By Elisa Batista
October 16, 2000
San Francisco, CA
(Copyright © 1994-2000 Wired Digital Inc, a Lycos Network company. All rights reserved.)
Despite 70-hour workweeks at an Internet startup in Texas, Mike Kilgore always finds time to play a practical joke on his wife.
Like the time he phoned her from a copy center in Dallas. Stacie Kilgore — a research analyst working at their home in Peachtree City, Georgia — picked up the phone only to be startled by Mike’s image blaring on a 32-inch television screen.
Stacie, 29, is used to seeing her coworkers on the monitor. The TV screen is part of the hardware that Forrester Research — based in Cambridge, Massachusetts — supplies so she can telecommute from Peachtree City.
Long-distance relationships aren’t new, but they have taken a different form in the Internet Age.
Men and women alike are being lured by the promises of Internet startups — sometimes taking one or the other out of town for long stretches. But with communications technology being what it is, the distances don’t have to be as burdensome.
So while Mike, 32, doesn’t have the necessary equipment to tap into the video line on a regular basis, he does have access to cellular phones, email and instant messages.
“We are able to have more quality time together on the weekends because we are able to plan and eliminate a lot of chores and tasks that would interfere,” Mike said.
Having grown up with a working father and stay-at-home mother in the sleepy town of Seale, Alabama, Mike can understand why some outsiders may view his marriage-and-work balancing act as “crazy.”
“My view was, you go to college, get married afterwards and start having kids,” he said.
It’s not quite like that for Mike today.
From Monday to Thursday, Mike is in Dallas working as the vice president of sales and marketing for Encentris, a developer of software that allows employees to work virtually anywhere.
Stacie works from Cambridge three days every other week — during which time their yellow Labrador, Izzie, spends her time in a Web camera-monitored “doggie” daycare.
Throughout the week Mike and Stacie constantly shoot off instant messages to each other, or call on their cell phones to firm up weekend plans — usually something outdoorsy like golfing and bike riding.
They rely on the Internet to complete household chores. Stacie calls Webvan to do her grocery shopping. Mike often consults online sources to help him with his yard work.
While no analyst could say how many couples have arrangements like that of the Kilgores, many marriage counselors are shaking their heads disapprovingly. Their workloads have swelled with long-distance couples in the tech industry.
Stephen L. Braveman, a licensed family, marriage and sex therapist with his own consultation in Monterey, California, says 20 percent of his 35 clients work in nearby Silicon Valley.
Braveman said tension can build when the spouse who works from home feels the “burden of holding down the fort.” And the spouse who is living away from home — in most cases in an apartment or hotel room — feels alienated from family life.
The strained tensions don’t end there. After being apart for the week, the tired couple faces extreme pressure to “re-bond” sexually, he said.
“Without planning this can be a real disaster,” Braveman said.
In Braveman’s worst cases, the spouse that lives away from home has broken trust with his or her partner through extramarital affairs or an addiction to pornography.
Joshua Kates, a licensed psychotherapist in Flemington, New Jersey, agrees.

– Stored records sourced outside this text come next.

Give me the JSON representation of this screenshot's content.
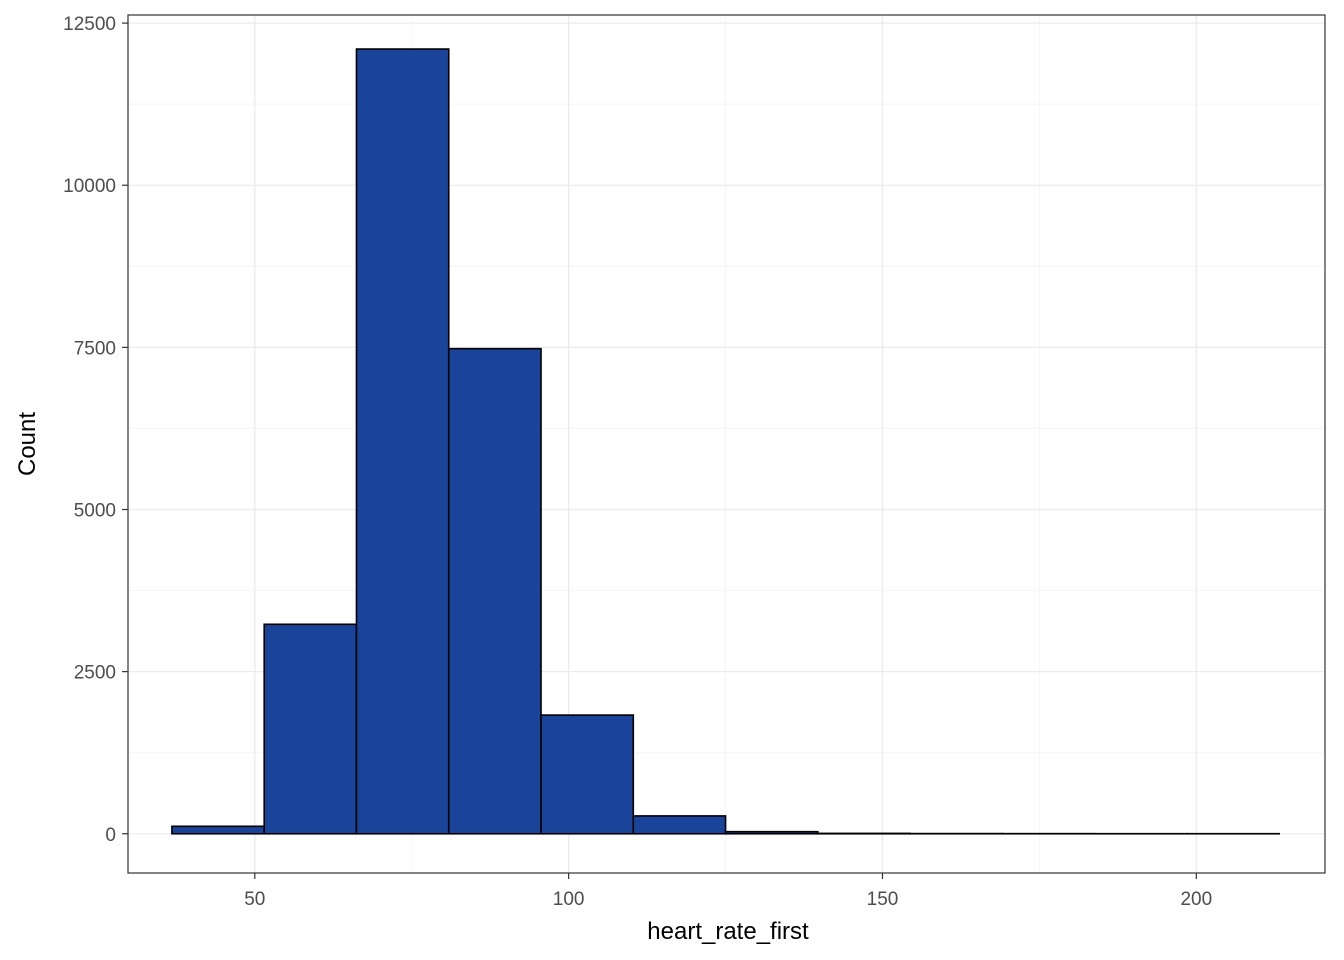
{
  "chart_data": {
    "type": "bar",
    "title": "",
    "xlabel": "heart_rate_first",
    "ylabel": "Count",
    "xlim": [
      29.8,
      220.5
    ],
    "ylim": [
      -605,
      12625
    ],
    "x_ticks": [
      50,
      100,
      150,
      200
    ],
    "x_tick_labels": [
      "50",
      "100",
      "150",
      "200"
    ],
    "y_ticks": [
      0,
      2500,
      5000,
      7500,
      10000,
      12500
    ],
    "y_tick_labels": [
      "0",
      "2500",
      "5000",
      "7500",
      "10000",
      "12500"
    ],
    "grid": true,
    "bin_edges": [
      36.8,
      51.5,
      66.2,
      80.9,
      95.6,
      110.3,
      125.0,
      139.7,
      154.4,
      169.1,
      183.8,
      198.5,
      213.2
    ],
    "counts": [
      115,
      3230,
      12100,
      7480,
      1830,
      275,
      32,
      6,
      3,
      2,
      1,
      1
    ],
    "colors": {
      "bar_fill": "#19449A",
      "bar_stroke": "#000000",
      "grid_major": "#EBEBEB",
      "grid_minor": "#F5F5F5",
      "panel_border": "#333333",
      "tick_text": "#4D4D4D",
      "title_text": "#000000"
    }
  }
}
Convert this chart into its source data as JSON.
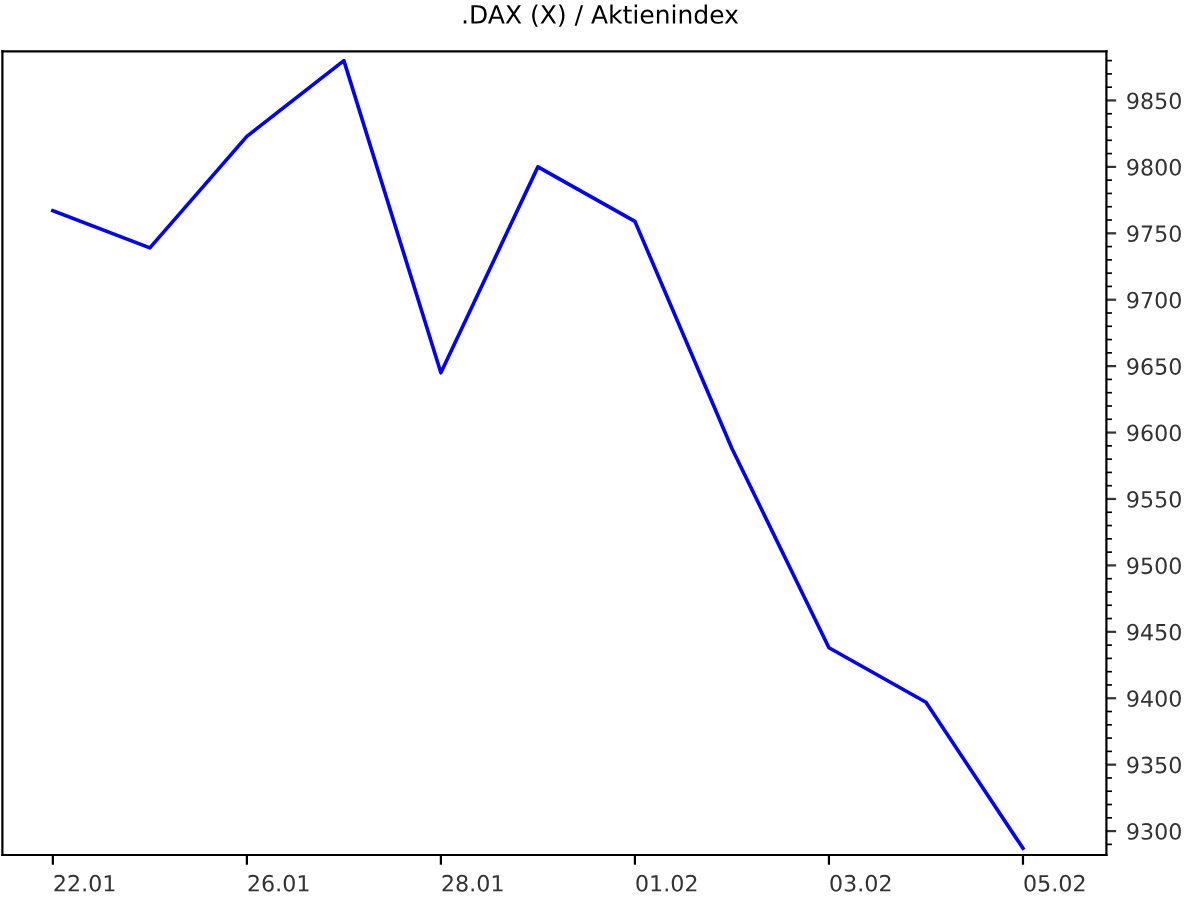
{
  "chart_data": {
    "type": "line",
    "title": ".DAX (X) / Aktienindex",
    "categories": [
      "22.01",
      null,
      "26.01",
      null,
      "28.01",
      null,
      "01.02",
      null,
      "03.02",
      null,
      "05.02"
    ],
    "series": [
      {
        "color": "#0000ff",
        "values": [
          9767,
          9739,
          9823,
          9880,
          9645,
          9800,
          9759,
          9588,
          9438,
          9397,
          9287
        ]
      }
    ],
    "ylim": [
      9282,
      9887
    ],
    "yticks": [
      9300,
      9350,
      9400,
      9450,
      9500,
      9550,
      9600,
      9650,
      9700,
      9750,
      9800,
      9850
    ],
    "marker": "none",
    "line_style": "solid"
  }
}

“If you fill too much in a carton, it’s going to burst,” he said.
Kates advises couples in this type of relationship to speak intimately to each other throughout the week and not just the weekends.
“That’s when the planning or time management comes in,” he said. “Having a five-minute phone conversation is hardly being needy.”

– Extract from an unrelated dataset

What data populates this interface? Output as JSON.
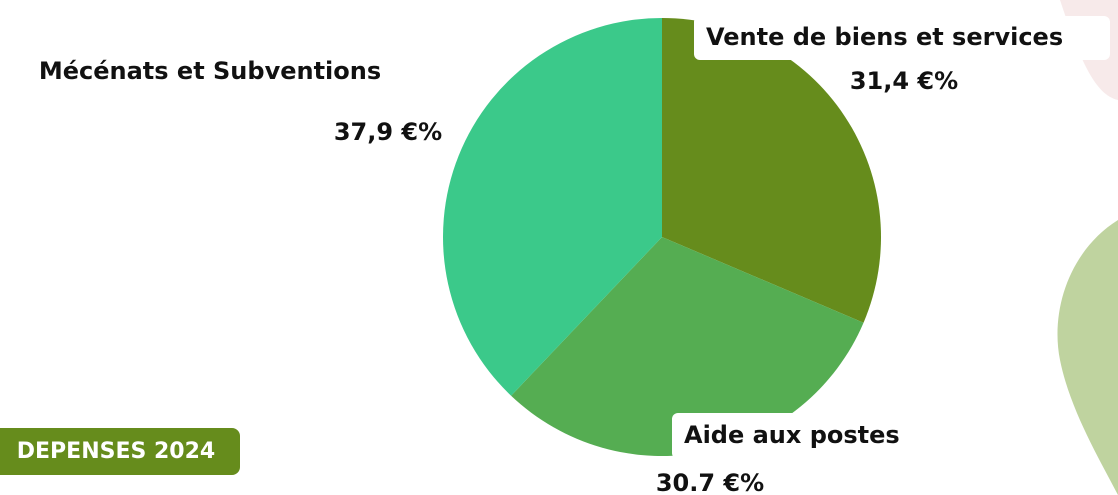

The Kilgores agree their situation isn’t ideal, but they’ve reaped many benefits from their present arrangement. The most obvious advantage is they pursue the careers they want.
Their families, most of whom live in the Southeast, are much more supportive now that they have their Georgia home. They lived in Boston the last time they lived together all seven days a week.
“We have little nieces and nephews. They are starting to grow up and we want to be part of their lives,” said Stacie, a North Carolina native. “When we lived in Boston, we saw our families once or twice a year. Now we see our families once a month.”
The Kilgores say they don’t spend less time together now than they did when they lived in Boston.
On Fridays, they both work from home. They walk the dog in the morning and have breakfast, lunch and dinner together. They walk the dog and eat breakfast together on Monday mornings before Mike flies out to Dallas.
“I’m having more meals with Stacie now — 11 out of 21 meals (are) with Stacie on a weekly basis,” Mike said.
“It’s about discipline. I never change my watch from Eastern time,” he added. “I try to keep my mind on Eastern time so Stacie and I are on the same schedule. I try to get enough rest.
“Being apart, the exhaustion of travel — all of those are downsides. But you have to be smart and disciplined in how you manage that.”